Ant­wort: Vielen Dank für Ihre wich­tige Frage. Zuerst einmal ist es not­wendig, zu ver­stehen, dass bhakta-bhāga­vata (der reine Gott­ge­weihte), grantha-bhāga­vata (die Schriften) und Bha­gavān von den vier Män­geln der unvoll­kom­menen Lebe­wesen frei sind, welche da wären: (1) die Nei­gung, Fehler zu begehen, (2) Täu­schung, (3) die Nei­gung zum Betrug und (4) die Unvoll­kom­men­heit der Sinne. Es ist daher nicht mög­lich, dass bhakta-bhāga­vata Śrīla Bhak­ti­vinoda Ṭhākura Fehler begeht oder nicht genug tran­szen­den­tale Ver­wirk­li­chung besitzt oder dass in den Schriften etwas Fal­sches steht. Es stellt sich somit nur die Frage: „Wie können beide Erklä­rungen gleich­zeitig richtig sein? Wie können die scheinbar gegen­sätz­li­chen Aus­sagen mit­ein­ander in Ein­klang gebracht werden?“ Die Ant­wort ist ein­fach: Der Artikel Die Saṅkīrtana-Prozession Śrī Kṛṣṇa Cai­tanyas beschreibt die Situa­tion in einem gewöhn­li­chen Kali-Yuga. Des­halb heißt es, dass im Kali-Yuga, wenn die Zustände uner­träg­lich werden, Śrī Kalkideva erscheint. Das ist der übliche Lauf der Dinge. Wenn aller­dings Kṛṣṇa selbst in diese Welt her­ab­kommt, ergibt sich eine beson­dere Situa­tion. Kṛṣṇa erscheint einmal an einem Tag Brahmās, gegen Ende eines Dvāparā-Yugas. In dem Kali-Yuga, das auf dieses spe­zi­elle Dvāparā-Yugas folgt, erscheint Cai­tanya Mahāprabhu, die Höchste Per­sön­lich­keit Gottes und der Ursprung aller Inkar­na­tionen, um dieser Welt kṛṣṇa-nāma und kṛṣṇa-prema zu schenken. Obwohl das Kali-Yuga ein Meer von Feh­lern ist, kann man in diesem Zeit­alter durch nāma-bhajana die höchste Voll­kom­men­heit errei­chen. Der Ruhm dieses beson­deren Kali-Zeitalters wird im Śrīmad-Bhāgavatam (11.5.36, 12.3.51) und in anderen Schriften beschrieben. Aus diesem Grund wird das Kali-Yuga, in dem Śrī Cai­tanya­deva erscheint, um den unsterb­li­chen Nektar des Hei­ligen Namens (śrī harināma) zu schenken, dhanya-kali, das geseg­nete Zeit­alter, genannt. Śrī Mahāprabhu erklärte, dass sich Seine harināma-saṅkīrtana-Bewe­gung auf der ganzen Welt ver­breitet wird:

pṛthi­vīte āche yata nagarādi grāma
sar­vatra pracāra haibe mora nāma

Caitanya-Bhāgavata, Antya 4.126

In jeder Stadt und in jedem Dorf der Welt wird Mein Name erklingen.
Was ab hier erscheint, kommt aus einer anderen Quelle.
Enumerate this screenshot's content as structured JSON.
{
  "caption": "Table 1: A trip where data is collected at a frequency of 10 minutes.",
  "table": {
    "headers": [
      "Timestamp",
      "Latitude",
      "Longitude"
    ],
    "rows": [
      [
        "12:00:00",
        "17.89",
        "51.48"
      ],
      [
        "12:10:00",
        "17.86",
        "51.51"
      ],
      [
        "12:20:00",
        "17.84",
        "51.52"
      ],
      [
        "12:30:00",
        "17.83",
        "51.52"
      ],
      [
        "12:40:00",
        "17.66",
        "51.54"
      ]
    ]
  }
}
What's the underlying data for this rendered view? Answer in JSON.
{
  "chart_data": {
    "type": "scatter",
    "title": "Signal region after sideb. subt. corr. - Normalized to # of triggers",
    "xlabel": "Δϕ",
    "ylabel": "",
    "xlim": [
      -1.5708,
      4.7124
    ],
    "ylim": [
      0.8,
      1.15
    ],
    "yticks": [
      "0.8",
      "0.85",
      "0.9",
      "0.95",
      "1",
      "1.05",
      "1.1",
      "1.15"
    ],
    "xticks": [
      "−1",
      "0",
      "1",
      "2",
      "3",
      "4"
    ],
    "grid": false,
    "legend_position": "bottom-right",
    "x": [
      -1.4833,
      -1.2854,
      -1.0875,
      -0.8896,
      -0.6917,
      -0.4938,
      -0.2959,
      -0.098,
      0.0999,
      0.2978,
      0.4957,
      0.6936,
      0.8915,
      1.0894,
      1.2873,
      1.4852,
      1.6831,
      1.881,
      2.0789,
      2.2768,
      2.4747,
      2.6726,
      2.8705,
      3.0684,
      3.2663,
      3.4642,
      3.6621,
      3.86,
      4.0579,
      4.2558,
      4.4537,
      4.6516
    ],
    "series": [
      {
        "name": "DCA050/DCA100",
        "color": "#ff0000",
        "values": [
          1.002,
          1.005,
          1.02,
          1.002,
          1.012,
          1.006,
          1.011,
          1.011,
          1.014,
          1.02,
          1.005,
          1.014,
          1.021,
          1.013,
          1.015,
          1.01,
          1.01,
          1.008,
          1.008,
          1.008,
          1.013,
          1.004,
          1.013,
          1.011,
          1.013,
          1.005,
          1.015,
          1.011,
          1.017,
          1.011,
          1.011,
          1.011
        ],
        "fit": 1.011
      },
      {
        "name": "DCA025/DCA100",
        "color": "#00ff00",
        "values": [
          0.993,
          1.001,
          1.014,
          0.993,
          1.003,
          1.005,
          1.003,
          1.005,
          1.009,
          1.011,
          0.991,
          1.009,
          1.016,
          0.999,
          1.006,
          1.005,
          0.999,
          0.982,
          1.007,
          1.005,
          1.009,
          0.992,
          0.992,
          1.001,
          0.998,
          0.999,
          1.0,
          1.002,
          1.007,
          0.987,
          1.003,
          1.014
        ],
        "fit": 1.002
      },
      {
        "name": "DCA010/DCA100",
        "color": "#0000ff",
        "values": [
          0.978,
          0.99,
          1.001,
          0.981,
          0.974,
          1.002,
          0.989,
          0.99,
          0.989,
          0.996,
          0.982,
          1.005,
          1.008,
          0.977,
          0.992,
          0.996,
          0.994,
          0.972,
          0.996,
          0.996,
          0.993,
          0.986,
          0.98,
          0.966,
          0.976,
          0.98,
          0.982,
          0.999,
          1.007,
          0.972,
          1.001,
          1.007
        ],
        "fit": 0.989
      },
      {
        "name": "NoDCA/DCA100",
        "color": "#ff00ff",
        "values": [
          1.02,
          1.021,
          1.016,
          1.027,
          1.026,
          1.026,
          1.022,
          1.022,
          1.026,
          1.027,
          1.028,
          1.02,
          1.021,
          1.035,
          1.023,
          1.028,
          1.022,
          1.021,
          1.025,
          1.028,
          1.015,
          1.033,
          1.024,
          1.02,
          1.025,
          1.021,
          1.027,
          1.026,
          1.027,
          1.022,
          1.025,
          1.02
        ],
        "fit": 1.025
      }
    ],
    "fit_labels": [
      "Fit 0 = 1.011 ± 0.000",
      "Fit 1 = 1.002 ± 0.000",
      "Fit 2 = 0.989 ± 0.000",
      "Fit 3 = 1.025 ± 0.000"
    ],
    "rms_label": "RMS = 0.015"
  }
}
Bereits heute kann man sehen, dass Mahāprabhus Worte in Erfül­lung gehen. All­mäh­lich wird sich harināma-saṅkīrtana mehr und mehr in allen sam­pra­dāyas, in allen Län­dern, unter allen Schichten und Klassen von Men­schen und über alle Schranken hinweg ver­breitet. Der Tag wird kommen, an dem bhagavad-dharma, śrī harināma-saṅkīrtana, auch in die letzten Ecken der Welt getragen wird und durch seinen glück­ver­hei­ßenden Klang die mate­ri­ellen Wün­sche der Lebe­wesen ver­schwinden. Jeder wird in Liebe zu Kṛṣṇa ein­tau­chen. Śrī Cai­tanya­deva krümmte keinem ein­ziges Lebe­wesen auch nur ein Haar. Statt­dessen wusch er ihre dämo­ni­schen Nei­gungen und sünd­hafte Natur durch die Flut der kṛṣṇa-prema hinweg. Diese Flut ver­breitet sich auf der ganzen Welt. Kalki erscheint im Kali-Yuga, um die Reli­gion zu beschützen und die Dämonen zu ver­nichten. Da dies von Mahāprabhu schon bewerk­stel­ligt wurde, ist es für Ihn nicht mehr not­wendig, zu erscheinen. Zudem besitzt Bha­gavān unend­lich viele Inkar­na­tionen. Sobald der Ursprung aller Ava­tāras, die Höchste Per­sön­lich­keit Gottes, selbst erscheint, befinden sich alle Ava­tāras in Ihm. Durch Ihn erfüllen sie dann Ihre jewei­ligen Auf­gaben wie Ein­führen des dharmas für das jewei­lige Zeit­alter. Des­halb besteht keine Not­wen­dig­keit mehr für Kalki, getrennt zu erscheinen. Die Schriften haben das Erscheinen Kalkis für gene­relle Kali-Yugas beschrieben.